Department of Diagnostic Radiology, Jinling Hospital, Medical School of Nanjing University, 305 East Zhongshan Rd, Nanjing, 210002, China.
Tencent Jarvis Lab, Shenzhen, 518000, China.
Eur Radiol. 2023 Jan;33(1):555-565. doi: 10.1007/s00330-022-08950-w. Epub 2022 Jun 24.
To identify the feasibility of deep learning-based diagnostic models for detecting and assessing lower-extremity fatigue fracture severity on plain radiographs.
This retrospective study enrolled 1151 X-ray images (tibiofibula/foot: 682/469) of fatigue fractures and 2842 X-ray images (tibiofibula/foot: 2000/842) without abnormal presentations from two clinical centers. After labeling the lesions, images in a center (tibiofibula/foot: 2539/1180) were allocated at 7:1:2 for model construction, and the remaining images from another center (tibiofibula/foot: 143/131) for external validation. A ResNet-50 and a triplet branch network were adopted to construct diagnostic models for detecting and grading. The performances of detection models were evaluated with sensitivity, specificity, and area under the receiver operating characteristic curve (AUC), while grading models were evaluated with accuracy by confusion matrix. Visual estimations by radiologists were performed for comparisons with models.
For the detection model on tibiofibula, a sensitivity of 95.4%/85.5%, a specificity of 80.1%/77.0%, and an AUC of 0.965/0.877 were achieved in the internal testing/external validation set. The detection model on foot reached a sensitivity of 96.4%/90.8%, a specificity of 76.0%/66.7%, and an AUC of 0.947/0.911. The detection models showed superior performance to the junior radiologist, comparable to the intermediate or senior radiologist. The overall accuracy of the diagnostic model was 78.5%/62.9% for tibiofibula and 74.7%/61.1% for foot in the internal testing/external validation set.

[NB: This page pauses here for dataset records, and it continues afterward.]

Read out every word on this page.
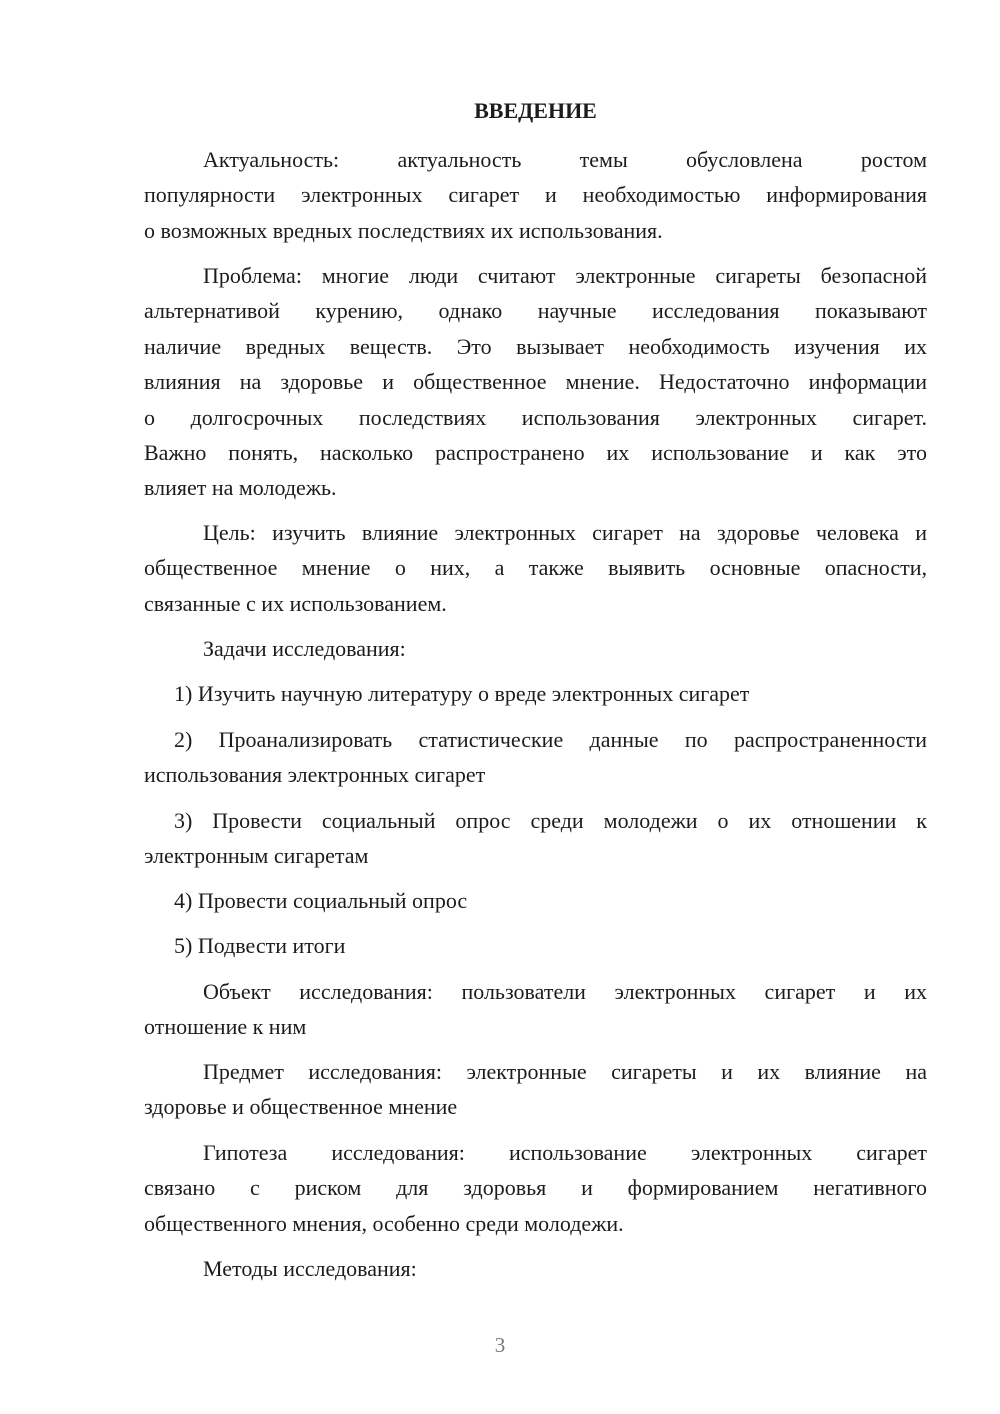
ВВЕДЕНИЕ
Актуальность: актуальность темы обусловлена ростом
популярности электронных сигарет и необходимостью информирования
о возможных вредных последствиях их использования.
Проблема: многие люди считают электронные сигареты безопасной
альтернативой курению, однако научные исследования показывают
наличие вредных веществ. Это вызывает необходимость изучения их
влияния на здоровье и общественное мнение. Недостаточно информации
о долгосрочных последствиях использования электронных сигарет.
Важно понять, насколько распространено их использование и как это
влияет на молодежь.
Цель: изучить влияние электронных сигарет на здоровье человека и
общественное мнение о них, а также выявить основные опасности,
связанные с их использованием.
Задачи исследования:
1) Изучить научную литературу о вреде электронных сигарет
2) Проанализировать статистические данные по распространенности
использования электронных сигарет
3) Провести социальный опрос среди молодежи о их отношении к
электронным сигаретам
4) Провести социальный опрос
5) Подвести итоги
Объект исследования: пользователи электронных сигарет и их
отношение к ним
Предмет исследования: электронные сигареты и их влияние на
здоровье и общественное мнение
Гипотеза исследования: использование электронных сигарет
связано с риском для здоровья и формированием негативного
общественного мнения, особенно среди молодежи.
Методы исследования:
3
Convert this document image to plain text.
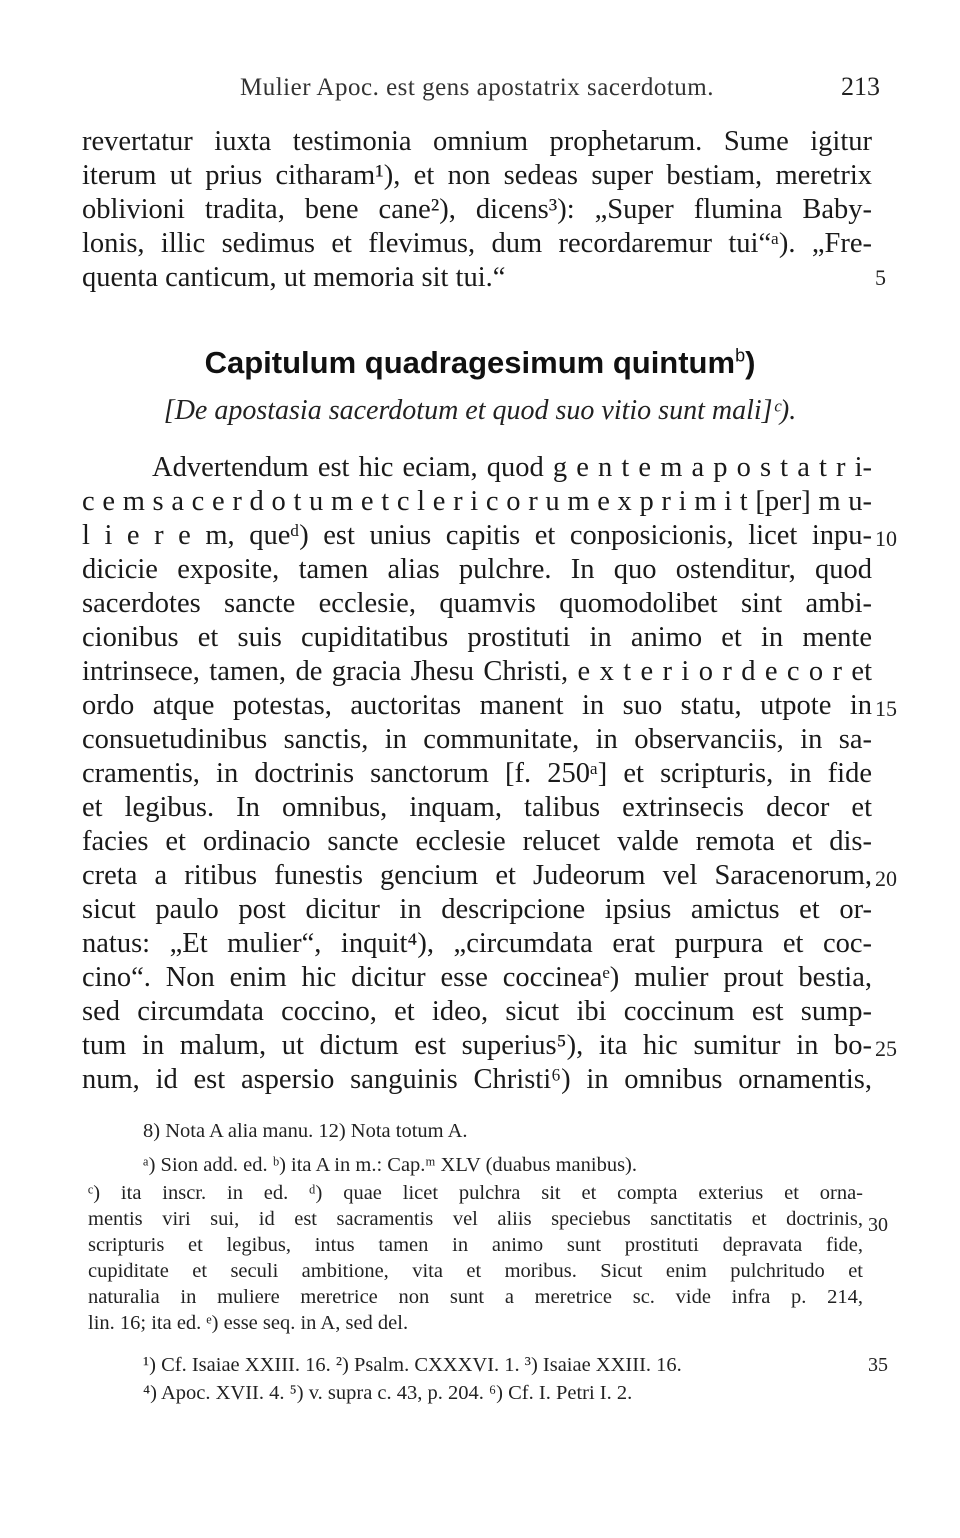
Mulier Apoc. est gens apostatrix sacerdotum.	213
revertatur iuxta testimonia omnium prophetarum. Sume igitur
iterum ut prius citharam¹), et non sedeas super bestiam, meretrix
oblivioni tradita, bene cane²), dicens³): „Super flumina Baby-
lonis, illic sedimus et flevimus, dum recordaremur tui“ᵃ). „Fre-
quenta canticum, ut memoria sit tui.“	5
Capitulum quadragesimum quintum$^b$)
[De apostasia sacerdotum et quod suo vitio sunt mali]ᶜ).
Advertendum est hic eciam, quod g e n t e m a p o s t a t r i-
c e m s a c e r d o t u m e t c l e r i c o r u m e x p r i m i t [per] m u-
l i e r e m, queᵈ) est unius capitis et conposicionis, licet inpu-
dicicie exposite, tamen alias pulchre. In quo ostenditur, quod
sacerdotes sancte ecclesie, quamvis quomodolibet sint ambi-
cionibus et suis cupiditatibus prostituti in animo et in mente
intrinsece, tamen, de gracia Jhesu Christi, e x t e r i o r d e c o r et
ordo atque potestas, auctoritas manent in suo statu, utpote in
consuetudinibus sanctis, in communitate, in observanciis, in sa-
cramentis, in doctrinis sanctorum [f. 250ᵃ] et scripturis, in fide
et legibus. In omnibus, inquam, talibus extrinsecis decor et
facies et ordinacio sancte ecclesie relucet valde remota et dis-
creta a ritibus funestis gencium et Judeorum vel Saracenorum,
sicut paulo post dicitur in descripcione ipsius amictus et or-
natus: „Et mulier“, inquit⁴), „circumdata erat purpura et coc-
cino“. Non enim hic dicitur esse coccineaᵉ) mulier prout bestia,
sed circumdata coccino, et ideo, sicut ibi coccinum est sump-
tum in malum, ut dictum est superius⁵), ita hic sumitur in bo-
num, id est aspersio sanguinis Christi⁶) in omnibus ornamentis,
10
15
20
25
8) Nota A alia manu. 12) Nota totum A.
ᵃ) Sion add. ed. ᵇ) ita A in m.: Cap.ᵐ XLV (duabus manibus).
ᶜ) ita inscr. in ed. ᵈ) quae licet pulchra sit et compta exterius et orna-
mentis viri sui, id est sacramentis vel aliis speciebus sanctitatis et doctrinis,
scripturis et legibus, intus tamen in animo sunt prostituti depravata fide,
cupiditate et seculi ambitione, vita et moribus. Sicut enim pulchritudo et
naturalia in muliere meretrice non sunt a meretrice sc. vide infra p. 214,
lin. 16; ita ed. ᵉ) esse seq. in A, sed del.
30
¹) Cf. Isaiae XXIII. 16. ²) Psalm. CXXXVI. 1. ³) Isaiae XXIII. 16.
⁴) Apoc. XVII. 4. ⁵) v. supra c. 43, p. 204. ⁶) Cf. I. Petri I. 2.
35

The deep learning-based models could be applied to the radiological diagnosis of plain radiographs for assisting in the detection and grading of fatigue fractures on tibiofibula and foot.
• Fatigue fractures on radiographs are relatively difficult to detect, and apt to be misdiagnosed. • Detection and grading models based on deep learning were constructed on a large cohort of radiographs with lower-extremity fatigue fractures. • The detection model with high sensitivity would help to reduce the misdiagnosis of lower-extremity fatigue fractures.
确定基于深度学习的诊断模型在平片上检测和评估下肢疲劳骨折严重程度的可行性。
本回顾性研究纳入了来自两个临床中心的 1151 张(胫腓骨/足部:682/469)疲劳骨折 X 射线图像和 2842 张(胫腓骨/足部:2000/842)无异常表现的 X 射线图像。对病变进行标记后,将一个中心(胫腓骨/足部:2539/1180)的图像以 7:1:2 的比例分配用于模型构建,另一个中心(胫腓骨/足部:143/131)的剩余图像用于外部验证。采用 ResNet-50 和三重分支网络构建用于检测和分级的诊断模型。使用灵敏度、特异性和接收器工作特征曲线下面积(AUC)评估检测模型的性能,而使用混淆矩阵评估分级模型的准确性。进行放射科医生的视觉评估以与模型进行比较。
在胫腓骨的检测模型中,内部测试/外部验证集的灵敏度分别为 95.4%/85.5%、特异性分别为 80.1%/77.0%和 AUC 分别为 0.965/0.877。足部的检测模型达到了 96.4%/90.8%的灵敏度、76.0%/66.7%的特异性和 0.947/0.911 的 AUC。与初级放射科医生相比,检测模型的性能更优,与中级或高级放射科医生相当。在内部测试/外部验证集,诊断模型的整体准确性分别为胫腓骨的 78.5%/62.9%和足部的 74.7%/61.1%。
基于深度学习的模型可应用于平片的放射诊断,以协助检测和分级胫腓骨和足部的疲劳骨折。
平片上的疲劳骨折相对难以检测,容易误诊。
基于深度学习构建了用于检测和分级下肢疲劳骨折的大量 X 射线图像的检测和分级模型。
高灵敏度的检测模型有助于减少下肢疲劳骨折的误诊。